PERU was supposed to be having a presidential election campaign, but instead it's been having a war.
With little more than a month left before voting April 9, the streets of Lima would normally be festooned with campaign material, and television would be crowded with political discussions.
But this year Peru has been fighting an undeclared border war with neighboring Ecuador, so the few candidate posters take a back seat to newspaper photos and video of President Alberto Fujimori in jungle dress establishing Peru's hold on the disputed territory with mud-caked troops.
Three-inch tabloid headlines scream ``our valiant soldiers'' and Ecuador's ``aggressive'' but ``fast-retreating monkeys'' - ``monkeys'' being an increasingly popular pejorative for the Ecuadoran soldiers.
That situation may now change, after the second cease-fire in the five-week-old conflict was signed last week, and observers from four counties - the United States, Argentina, Brazil, and Chile - arrived in the conflict zone to guarantee the cease-fire is followed. But the news media remain dominated by reports of continuing skirmishes on the front. The presidential campaign has yet to move to Page 1.
``There may be a cease-fire, but the question of the war is still there,'' says Enrique Zileri, director of the Lima news weekly Caretas. ``Nothing has been settled, really.''
The conflict, centered on a 48-mile stretch of the border in mountainous jungle terrain, has been the source of periodic miniwars between the two countries, the most recent in 1981. The current cease-fire does nothing to bring the two positions closer together - especially since oil and other valuable mineral deposits have reportedly been discovered in the zone.
The question in Peru now is whether this focus on the conflict, even as it is expected to cool down, will help or damage the reelection hopes of President Fujimori. Most observers believe the war and the nationalistic fervor it has fed have been a boon to the already-popular president.

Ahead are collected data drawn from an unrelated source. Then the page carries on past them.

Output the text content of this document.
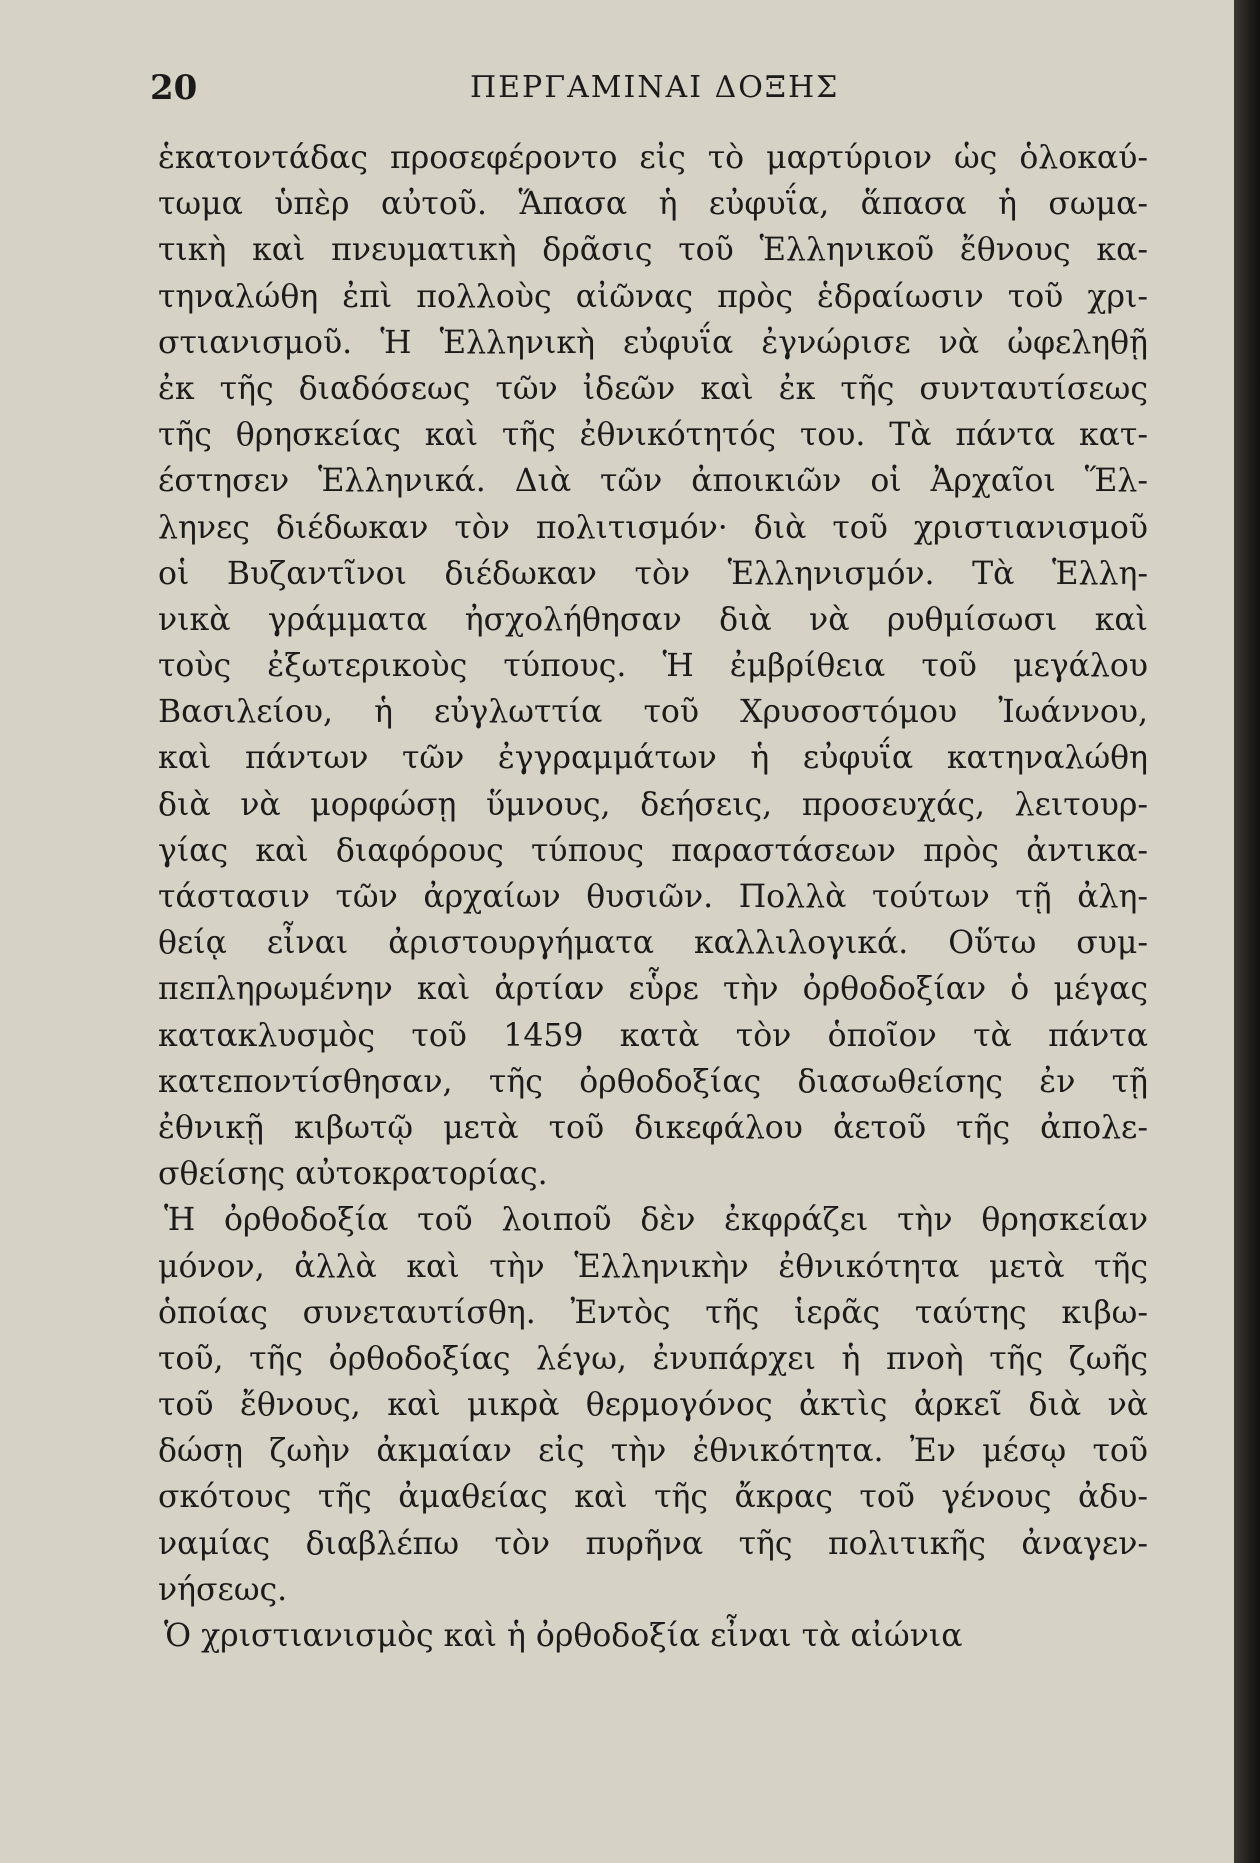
20	ΠΕΡΓΑΜΙΝΑΙ ΔΟΞΗΣ
ἑκατοντάδας προσεφέροντο εἰς τὸ μαρτύριον ὡς ὁλοκαύ-
τωμα ὑπὲρ αὐτοῦ. Ἅπασα ἡ εὐφυΐα, ἅπασα ἡ σωμα-
τικὴ καὶ πνευματικὴ δρᾶσις τοῦ Ἑλληνικοῦ ἔθνους κα-
τηναλώθη ἐπὶ πολλοὺς αἰῶνας πρὸς ἑδραίωσιν τοῦ χρι-
στιανισμοῦ. Ἡ Ἑλληνικὴ εὐφυΐα ἐγνώρισε νὰ ὠφεληθῇ
ἐκ τῆς διαδόσεως τῶν ἰδεῶν καὶ ἐκ τῆς συνταυτίσεως
τῆς θρησκείας καὶ τῆς ἐθνικότητός του. Τὰ πάντα κατ-
έστησεν Ἑλληνικά. Διὰ τῶν ἀποικιῶν οἱ Ἀρχαῖοι Ἕλ-
ληνες διέδωκαν τὸν πολιτισμόν· διὰ τοῦ χριστιανισμοῦ
οἱ Βυζαντῖνοι διέδωκαν τὸν Ἑλληνισμόν. Τὰ Ἑλλη-
νικὰ γράμματα ἠσχολήθησαν διὰ νὰ ρυθμίσωσι καὶ
τοὺς ἐξωτερικοὺς τύπους. Ἡ ἐμβρίθεια τοῦ μεγάλου
Βασιλείου, ἡ εὐγλωττία τοῦ Χρυσοστόμου Ἰωάννου,
καὶ πάντων τῶν ἐγγραμμάτων ἡ εὐφυΐα κατηναλώθη
διὰ νὰ μορφώσῃ ὕμνους, δεήσεις, προσευχάς, λειτουρ-
γίας καὶ διαφόρους τύπους παραστάσεων πρὸς ἀντικα-
τάστασιν τῶν ἀρχαίων θυσιῶν. Πολλὰ τούτων τῇ ἀλη-
θείᾳ εἶναι ἀριστουργήματα καλλιλογικά. Οὕτω συμ-
πεπληρωμένην καὶ ἀρτίαν εὗρε τὴν ὀρθοδοξίαν ὁ μέγας
κατακλυσμὸς τοῦ 1459 κατὰ τὸν ὁποῖον τὰ πάντα
κατεποντίσθησαν, τῆς ὀρθοδοξίας διασωθείσης ἐν τῇ
ἐθνικῇ κιβωτῷ μετὰ τοῦ δικεφάλου ἀετοῦ τῆς ἀπολε-
σθείσης αὐτοκρατορίας.
Ἡ ὀρθοδοξία τοῦ λοιποῦ δὲν ἐκφράζει τὴν θρησκείαν
μόνον, ἀλλὰ καὶ τὴν Ἑλληνικὴν ἐθνικότητα μετὰ τῆς
ὁποίας συνεταυτίσθη. Ἐντὸς τῆς ἱερᾶς ταύτης κιβω-
τοῦ, τῆς ὀρθοδοξίας λέγω, ἐνυπάρχει ἡ πνοὴ τῆς ζωῆς
τοῦ ἔθνους, καὶ μικρὰ θερμογόνος ἀκτὶς ἀρκεῖ διὰ νὰ
δώσῃ ζωὴν ἀκμαίαν εἰς τὴν ἐθνικότητα. Ἐν μέσῳ τοῦ
σκότους τῆς ἀμαθείας καὶ τῆς ἄκρας τοῦ γένους ἀδυ-
ναμίας διαβλέπω τὸν πυρῆνα τῆς πολιτικῆς ἀναγεν-
νήσεως.
Ὁ χριστιανισμὸς καὶ ἡ ὀρθοδοξία εἶναι τὰ αἰώνια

Fujimori is considered almost infallible by many Peruvians for having nearly eradicated the country's fearsome Maoist organization, Sendero Luminoso (Shining Path), and for taming the country's hyperinflation. He is seen by many here as adding the war as a feather in his cap.
But others say Fujimori's principal opponent, former United Nations Secretary General Javier Perez de Cuellar, could still transform a lackluster campaign by pounding Fujimori on the many questions the conflict raises about the president's leadership. Why, as heavy material and human losses suggest, were the armed forces in such poor shape? Why was the first cease-fire signed when Ecuador still had troops in territory Peru claims? Why has Ecuador won the diplomatic and international public-relations battle?

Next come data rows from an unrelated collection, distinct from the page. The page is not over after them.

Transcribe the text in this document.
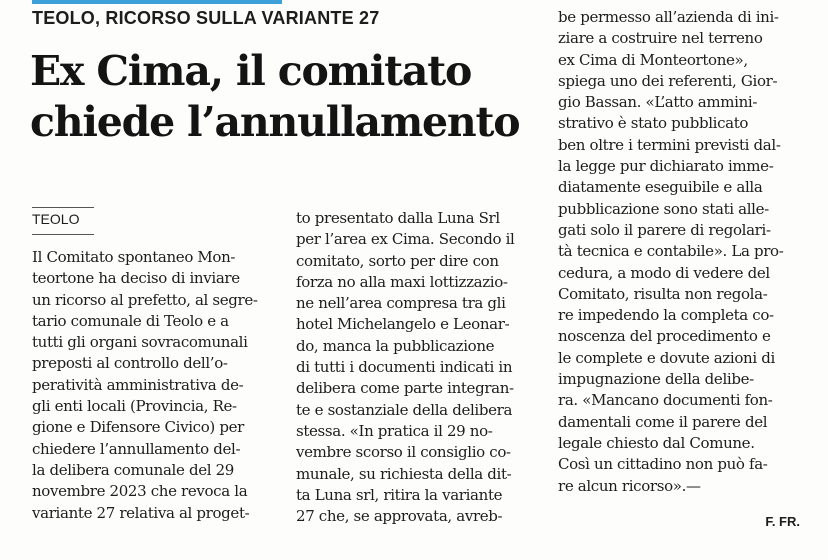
TEOLO, RICORSO SULLA VARIANTE 27
Ex Cima, il comitato
chiede l’annullamento
TEOLO
Il Comitato spontaneo Mon-
teortone ha deciso di inviare
un ricorso al prefetto, al segre-
tario comunale di Teolo e a
tutti gli organi sovracomunali
preposti al controllo dell’o-
peratività amministrativa de-
gli enti locali (Provincia, Re-
gione e Difensore Civico) per
chiedere l’annullamento del-
la delibera comunale del 29
novembre 2023 che revoca la
variante 27 relativa al proget-
to presentato dalla Luna Srl
per l’area ex Cima. Secondo il
comitato, sorto per dire con
forza no alla maxi lottizzazio-
ne nell’area compresa tra gli
hotel Michelangelo e Leonar-
do, manca la pubblicazione
di tutti i documenti indicati in
delibera come parte integran-
te e sostanziale della delibera
stessa. «In pratica il 29 no-
vembre scorso il consiglio co-
munale, su richiesta della dit-
ta Luna srl, ritira la variante
27 che, se approvata, avreb-
be permesso all’azienda di ini-
ziare a costruire nel terreno
ex Cima di Monteortone»,
spiega uno dei referenti, Gior-
gio Bassan. «L’atto ammini-
strativo è stato pubblicato
ben oltre i termini previsti dal-
la legge pur dichiarato imme-
diatamente eseguibile e alla
pubblicazione sono stati alle-
gati solo il parere di regolari-
tà tecnica e contabile». La pro-
cedura, a modo di vedere del
Comitato, risulta non regola-
re impedendo la completa co-
noscenza del procedimento e
le complete e dovute azioni di
impugnazione della delibe-
ra. «Mancano documenti fon-
damentali come il parere del
legale chiesto dal Comune.
Così un cittadino non può fa-
re alcun ricorso».—
F. FR.
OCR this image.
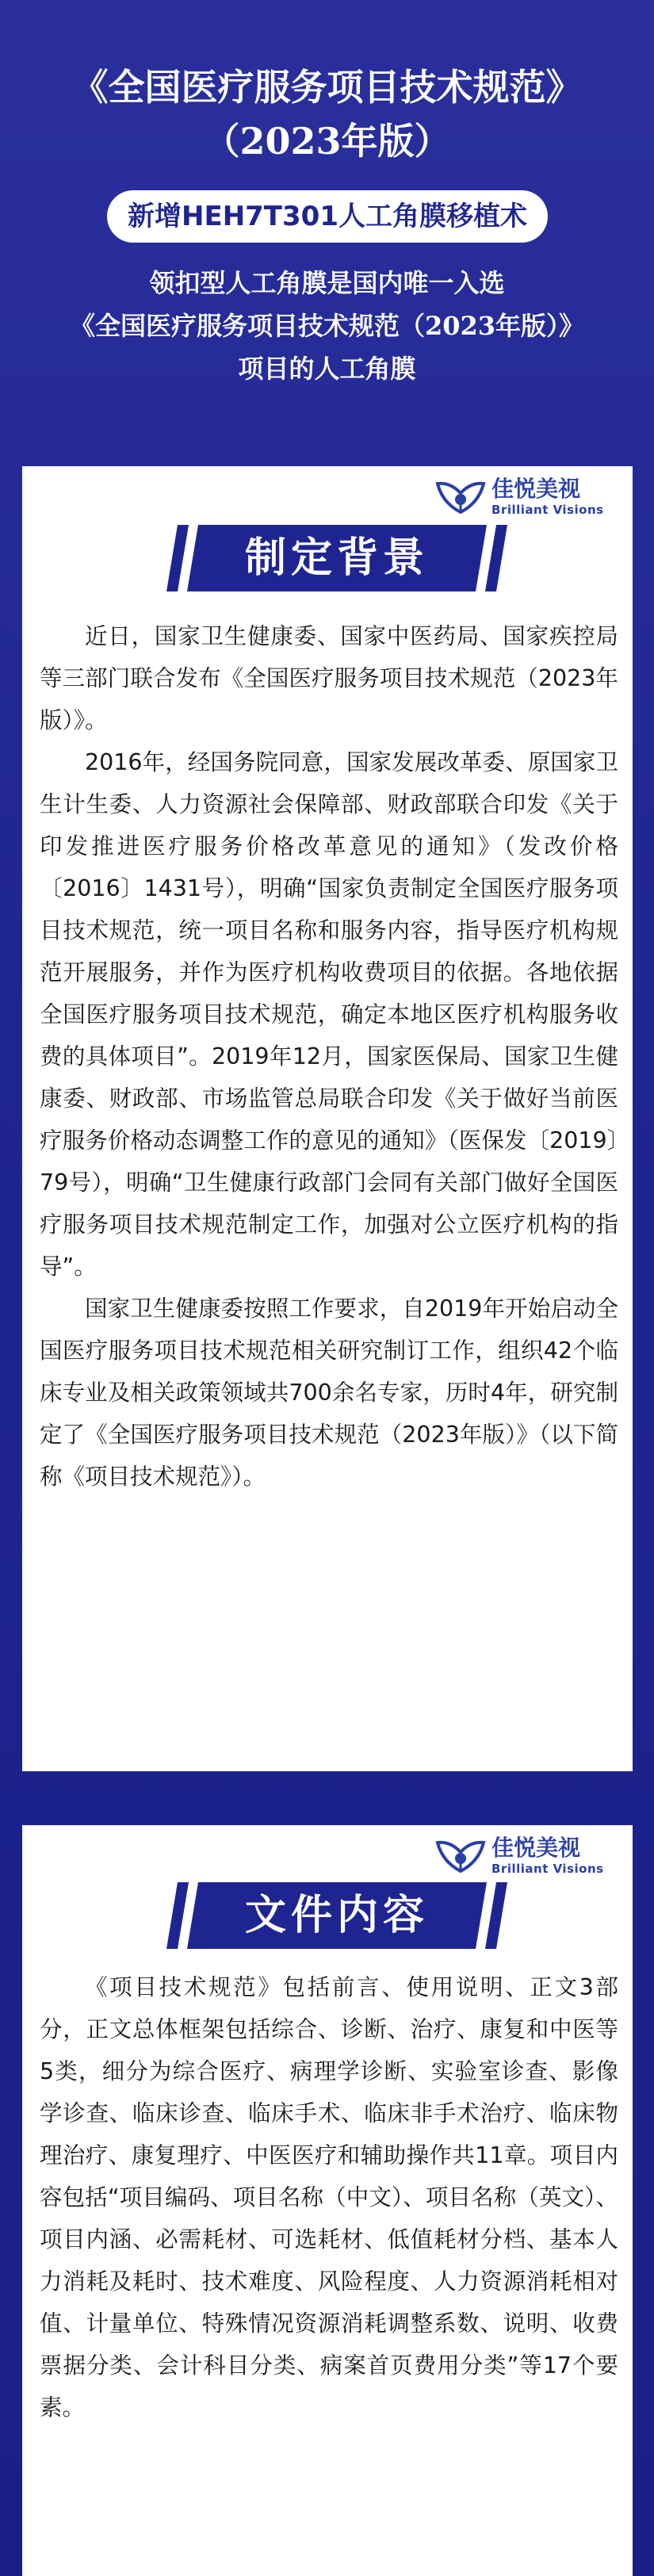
《全国医疗服务项目技术规范》
（2023年版）
新增HEH7T301人工角膜移植术
领扣型人工角膜是国内唯一入选
《全国医疗服务项目技术规范（2023年版）》
项目的人工角膜
佳悦美视
Brilliant Visions
制定背景

近日，国家卫生健康委、国家中医药局、国家疾控局等三部门联合发布《全国医疗服务项目技术规范（2023年版）》。

2016年，经国务院同意，国家发展改革委、原国家卫生计生委、人力资源社会保障部、财政部联合印发《关于印发推进医疗服务价格改革意见的通知》（发改价格〔2016〕1431号），明确“国家负责制定全国医疗服务项目技术规范，统一项目名称和服务内容，指导医疗机构规范开展服务，并作为医疗机构收费项目的依据。各地依据全国医疗服务项目技术规范，确定本地区医疗机构服务收费的具体项目”。2019年12月，国家医保局、国家卫生健康委、财政部、市场监管总局联合印发《关于做好当前医疗服务价格动态调整工作的意见的通知》（医保发〔2019〕79号），明确“卫生健康行政部门会同有关部门做好全国医疗服务项目技术规范制定工作，加强对公立医疗机构的指导”。

国家卫生健康委按照工作要求，自2019年开始启动全国医疗服务项目技术规范相关研究制订工作，组织42个临床专业及相关政策领域共700余名专家，历时4年，研究制定了《全国医疗服务项目技术规范（2023年版）》（以下简称《项目技术规范》）。

佳悦美视
Brilliant Visions
文件内容

《项目技术规范》包括前言、使用说明、正文3部分，正文总体框架包括综合、诊断、治疗、康复和中医等5类，细分为综合医疗、病理学诊断、实验室诊查、影像学诊查、临床诊查、临床手术、临床非手术治疗、临床物理治疗、康复理疗、中医医疗和辅助操作共11章。项目内容包括“项目编码、项目名称（中文）、项目名称（英文）、项目内涵、必需耗材、可选耗材、低值耗材分档、基本人力消耗及耗时、技术难度、风险程度、人力资源消耗相对值、计量单位、特殊情况资源消耗调整系数、说明、收费票据分类、会计科目分类、病案首页费用分类”等17个要素。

``Perez de Cuellar is like the soccer player who stands without moving for most of a match, and suddenly fate puts the ball at his feet with a clear shot to an unprotected goal,'' says Peruvian political analyst Gustavo Gorriti. ``The question is, will he kick?''
The problem with that analogy is that in such a situation the spectators would be on the edge of their seats urging the player on. But in Peru, much of the public appears content to ignore Mr. de Cuellar (or any of Fujimori's 12 other official opponents). In a recent poll de Cuellar garnered 17 percent, Fujimori 54 percent.
``Foreigners don't seem to understand that we see Fujimori as the man who saved Peru at a time when Sendero bombs were going off every day and prices were strangling us,'' says Efrain, a Lima fruit vendor. ``Things are better, so why should we change to someone else?''
CRITICS say there are good reasons to change: They cite the president's autocratic style - exemplified by his suspension of Congress in 1992 (an act the public cheered), serious human rights violations during the height of the anti-Sendero campaign, and the government's poor jobs-creation record despite a recent spurt of economic growth.
Election observers say the only question still in any doubt is whether Fujimori will win the necessary majority April 9 to avoid a runoff. Having come out of nowhere to win in the 1990 election's second round, Fujimori is believed determined to avoid any surprises.
That ``determination'' has caused some concerns about potential election fraud - especially since about 10 percent of the country remains under military rule as part of an antiterrorism campaign.
``The part of the country under military control is going to be very important to watch,'' says Federico Velarde, technical secretary for Transparencia, an electoral watchdog group.
Important for Peru's democrats, perhaps - but of little interest to a majority still focused on defending a few square miles of jungle from neighboring Ecuador.